You can prepare yourself by:

Getting the right experience -- Do you have the right training and credentials? Make sure that you are qualified for the position that you want. You can support your claim for a higher salary by being a well qualified candidate. Get the skills that will give you an extra edge.

Conducting market research -- Do you know the appropriate salary range? It is extremely important to do your homework, so you know what other people in similar occupations earn. Use the Internet and resource books to research the salaries by professions and geographic regions. You will be prepared when asking for a raise or receiving a job offer.

Knowing what you want -- Do you have a specific salary in mind? It is important to have a firm idea of the salary you want to earn. Use the research you get to determine a suitable and fair salary based on your experience, skills, geographic area, etc.

Negotiating the right salary -- Did you know you have some bargaining power when it comes to your salary? You don't always have to accept the first offer.
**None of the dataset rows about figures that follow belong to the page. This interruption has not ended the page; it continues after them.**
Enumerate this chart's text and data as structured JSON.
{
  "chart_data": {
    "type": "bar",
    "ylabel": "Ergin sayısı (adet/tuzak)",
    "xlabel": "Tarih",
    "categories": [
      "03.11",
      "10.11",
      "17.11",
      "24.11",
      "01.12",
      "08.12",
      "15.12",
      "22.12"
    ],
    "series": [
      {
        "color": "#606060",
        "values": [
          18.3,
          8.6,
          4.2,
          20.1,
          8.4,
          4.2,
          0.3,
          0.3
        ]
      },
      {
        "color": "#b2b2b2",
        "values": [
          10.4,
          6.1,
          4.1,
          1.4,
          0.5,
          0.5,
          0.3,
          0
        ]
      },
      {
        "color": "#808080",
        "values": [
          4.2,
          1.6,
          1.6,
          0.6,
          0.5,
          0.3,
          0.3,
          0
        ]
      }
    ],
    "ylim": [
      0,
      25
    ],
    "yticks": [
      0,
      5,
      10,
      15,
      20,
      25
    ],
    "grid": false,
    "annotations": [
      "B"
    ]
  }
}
If you feel that you are entitled to a higher compensation, you should negotiate your salary with your current or future employer. Sometimes it is helpful to start with a higher salary, so that you can be sure to get what you want when the negotiating begins.

A salary is one of the most important factors when it comes to employment. It's the reason that most of us work in the first place. Equip yourself with the information you need to successfully negotiate the salary or raise you deserve. Remember to research salaries for the career field and the geographic area you're interested in. If you are prepared, you will be able to get the results you want.